Pinning Your Hopes on Eddy Curry?

Posted on July 15, 2006 by


According to the New York Post, “Isiah Thomas believes he’ll ultimately be judged by the development of Knicks center Eddy Curry next season.”  The Knicks owner, James Dolan, has given Isiah one year to fix the Knicks and if this quote is to be believed, we can now see that the odds are not in Isiah’s favors.

Eddy Curry entered the NBA directly from high school.  Had he gone to college for four seasons then Curry would have just completed his rookie season in The Association.  But Curry did not follow this route, and he has now played five seasons.

What have we seen from Curry the past five seasons?  Curry can definitely score.

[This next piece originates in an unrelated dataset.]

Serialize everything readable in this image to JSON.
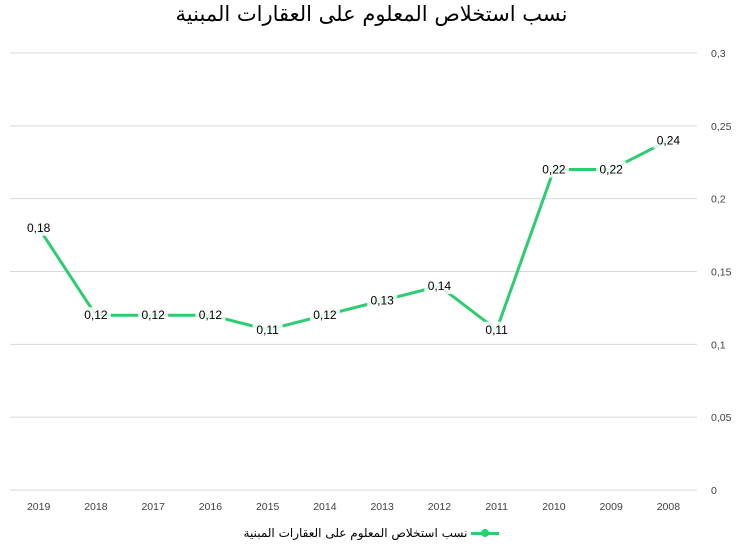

For his career he has averaged more than one point per two minutes played.  And if all that mattered was scoring, Curry would be thought of as at least a future star.

But there is more to the game than scoring.  Teams win because they elicit more points from their possessions than their opponent.  To utilize possessions efficiently, and to prevent your opponent from doing likewise, a team has to do more than focus on scoring.  Rebounds and turnovers matter.  And these are two dimensions of the game where Curry does not excel.

The average NBA center will turn the ball over once every 17.3 minutes played.  In Curry’s career had has turned the ball over once every 11.8 minutes.  So Curry, more often than we should expect, ends a possession for his team without a score.

Beyond turnovers, Curry also has problems rebounding.  The average center will capture one rebound every 3.9 minutes played.  In Curry’s career he has averaged one rebound every 4.6 minutes.  As we note in the book, the lack of rebounding makes it harder to end an opponent’s possession without the opponent scoring, and extend a team’s possession after a missed shot.

If we put the positives and negatives of Curry together, what do we see?  For an answer look HERE. When we look at Curry’s Wins Produced per 48 minutes (WP48) and his Wins Produced across his career, we can see that Curry’s weaknesses have more than cancelled out his positives.  Curry’s turnovers and lack of rebounding hurt whatever team that employs him at center.

Now it is possible that Isiah will find some magical words to change the tendencies we see in Curry’s game.  Perhaps he can get Curry to focus more on rebounding.  Perhaps he can get Curry to stop turning the ball over.  Of course, other coaches – like Larry Brown — have no doubt tried and clearly failed.  Isiah has one year to prove he can do something Brown and the other couldn’t do.  But as the data suggests, if Isiah is pinning his hopes on Curry, the betting line is that Curry has a new coach this time next year.